Dalam bus Vanya hanya dapat mengamati kendaraan yang berlalu lalang dari balik kaca.Kepalanya ia sandarkan ke kaca bus.

Tiba tiba bus berhenti mendadak.Membuat Vanya terdorong ke depan.Bersamaan dengan itu terdengar suara seorang laki laki."Minta maaf ya sebelumnya,ini ada kesalahan teknis.Jadi hanya bisa mengantar setengah perjalanan saja" laki laki itu merundukkan kepalanya penuh dengan penyesalan.Hal itu terlihat jelas dari wajahnya.

Beberapa orang menggerutu kesal sambil turun dari bus.Setelah turun dari bus.Ia mencoba mencari kendaraan umum lain agar segera sampai di rumah.

Tak lama sebuah mobil sedan hitam berhenti di depannya.Vanya mundur selangkah menjauh.Kaca mobil pun bergerak turun,menampakkan sosok pemilik mobil tersebut.

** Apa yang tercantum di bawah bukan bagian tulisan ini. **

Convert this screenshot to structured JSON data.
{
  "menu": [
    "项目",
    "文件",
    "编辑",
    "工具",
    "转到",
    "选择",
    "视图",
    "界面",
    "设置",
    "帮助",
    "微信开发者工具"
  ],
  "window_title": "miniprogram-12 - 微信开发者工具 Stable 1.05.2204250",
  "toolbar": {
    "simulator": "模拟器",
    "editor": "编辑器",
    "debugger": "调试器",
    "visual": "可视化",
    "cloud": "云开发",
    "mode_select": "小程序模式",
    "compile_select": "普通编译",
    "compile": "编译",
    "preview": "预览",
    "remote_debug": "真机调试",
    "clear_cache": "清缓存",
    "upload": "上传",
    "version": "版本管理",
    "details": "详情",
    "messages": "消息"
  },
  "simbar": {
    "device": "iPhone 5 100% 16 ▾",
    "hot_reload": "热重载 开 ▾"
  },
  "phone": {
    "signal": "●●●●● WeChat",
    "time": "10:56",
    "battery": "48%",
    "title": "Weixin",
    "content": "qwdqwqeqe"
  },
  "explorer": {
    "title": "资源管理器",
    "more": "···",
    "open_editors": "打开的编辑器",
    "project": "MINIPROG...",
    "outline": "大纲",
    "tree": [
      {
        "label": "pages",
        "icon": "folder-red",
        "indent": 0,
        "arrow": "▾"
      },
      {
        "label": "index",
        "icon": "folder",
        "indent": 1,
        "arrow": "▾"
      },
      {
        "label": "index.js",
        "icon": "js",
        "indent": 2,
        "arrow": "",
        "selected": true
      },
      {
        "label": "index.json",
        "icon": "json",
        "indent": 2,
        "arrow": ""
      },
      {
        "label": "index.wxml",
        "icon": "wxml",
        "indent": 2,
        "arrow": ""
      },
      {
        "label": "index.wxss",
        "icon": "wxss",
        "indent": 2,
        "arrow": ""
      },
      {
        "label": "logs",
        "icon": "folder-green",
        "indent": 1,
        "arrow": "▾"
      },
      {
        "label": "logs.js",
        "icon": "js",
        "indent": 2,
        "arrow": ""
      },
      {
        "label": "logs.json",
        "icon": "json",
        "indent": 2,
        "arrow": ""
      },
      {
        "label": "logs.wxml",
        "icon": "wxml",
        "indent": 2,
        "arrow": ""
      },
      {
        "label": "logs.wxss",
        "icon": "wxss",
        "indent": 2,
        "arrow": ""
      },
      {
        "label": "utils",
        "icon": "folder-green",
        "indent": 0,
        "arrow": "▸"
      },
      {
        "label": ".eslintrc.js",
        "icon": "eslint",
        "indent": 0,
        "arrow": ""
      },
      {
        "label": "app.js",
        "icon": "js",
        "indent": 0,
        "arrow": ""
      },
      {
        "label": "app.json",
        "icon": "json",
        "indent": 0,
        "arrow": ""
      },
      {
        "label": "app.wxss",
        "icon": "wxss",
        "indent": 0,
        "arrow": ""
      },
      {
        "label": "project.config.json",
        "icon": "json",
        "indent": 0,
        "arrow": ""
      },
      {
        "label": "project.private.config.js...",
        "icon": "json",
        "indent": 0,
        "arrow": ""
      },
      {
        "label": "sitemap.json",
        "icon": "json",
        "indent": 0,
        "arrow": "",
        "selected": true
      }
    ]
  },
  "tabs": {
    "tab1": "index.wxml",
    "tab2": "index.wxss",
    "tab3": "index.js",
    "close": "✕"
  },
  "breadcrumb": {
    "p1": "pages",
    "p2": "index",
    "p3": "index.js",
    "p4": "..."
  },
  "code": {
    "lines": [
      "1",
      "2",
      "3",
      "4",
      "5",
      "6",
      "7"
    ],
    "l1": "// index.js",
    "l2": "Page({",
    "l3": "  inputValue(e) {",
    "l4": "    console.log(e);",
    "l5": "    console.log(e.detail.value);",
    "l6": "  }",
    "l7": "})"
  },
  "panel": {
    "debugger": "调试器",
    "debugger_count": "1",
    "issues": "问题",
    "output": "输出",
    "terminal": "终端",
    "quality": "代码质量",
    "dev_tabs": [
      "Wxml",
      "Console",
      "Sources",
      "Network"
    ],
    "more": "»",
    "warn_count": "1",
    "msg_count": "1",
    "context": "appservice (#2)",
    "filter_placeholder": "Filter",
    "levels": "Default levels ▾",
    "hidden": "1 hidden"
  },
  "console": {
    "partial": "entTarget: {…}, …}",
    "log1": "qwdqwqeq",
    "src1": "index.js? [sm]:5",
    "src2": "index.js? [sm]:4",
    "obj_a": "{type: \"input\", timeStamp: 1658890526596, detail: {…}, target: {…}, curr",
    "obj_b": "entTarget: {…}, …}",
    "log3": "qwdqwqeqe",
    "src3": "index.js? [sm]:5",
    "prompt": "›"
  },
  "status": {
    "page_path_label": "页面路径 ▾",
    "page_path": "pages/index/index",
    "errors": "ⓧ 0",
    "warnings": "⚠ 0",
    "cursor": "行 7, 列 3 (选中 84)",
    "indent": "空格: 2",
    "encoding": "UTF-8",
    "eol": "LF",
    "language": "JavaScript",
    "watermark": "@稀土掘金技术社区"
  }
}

"Lo!?" Vanya tak percaya jika dihadapannya sekarang adalah Radit."Gue anterin yuk!" ajaknya."Gak mau" Vanya berjalan meninggalkan Radit.Namun,Radit tak menyerah.Ia melajukan mobilnya mengejar cewek itu.Kemudian berhenti menghalangi jalannya."Lo yakin gak mau? Ini udah malem loh,hujan lagi.Nanti lo demam"

"Kan cuma gerimis"
"Justru nanti lo bisa demam,udah deh buruan naik aja!" perintah Radit.

Vanya mendengus,ia membuka pintu mobil lalu masuk ke dalam.Tak lama mobil sedan hitam itu pun melaju.

Suasana hening di antara keduanya.Tak ada satu pun yang memulai pembicaraan.Mobil yang mereka tumpangi melalui sebuah jalanan yang cukup rindang akan pohon pohon besar.Vanya mengerutkan dahinya,jelas jelas ini bukan jalan menuju rumahnya.

"Lo mau bawa gue ke mana!?" tanyanya to the point.Pikiran aneh aneh bertebaran di kepalanya.Apalagi kondisi yang semakin gelap."Anterin lo pulang lah" Radit tetap fokus menatap jalanan."Ini bukan jalan ke arah rumah gue!!" Vanya melotot ke arah Radit sambil terus menggertak cowok itu.

"Ini jalan pintas ke rumah lo,jalanan yang biasanya barusan ada kecelakaaan"

Alisnya beradu.Kecelakaan? Alasan yang cukup logis.Tapi,ia tak boleh dengan mudah percaya."Gak usah ngada ngada deh!" Vanya mencoba menyangkal ucapan Radit.Sesaat Radit menatapnya,lalu kembali fokus menatap jalanan.Tangannya merogoh saku celananya.Menampakkan benda pipih berwarna hitam di baliknya."Nih,kalo lo gak percaya baca aja,barusan temen gue ngabarin kalo di sana ada kecelakaan" Vanya hanya menatap benda itu,sama sekali tak berniat mengambilnya.Ia memalingkan wajahnya ke arah luar.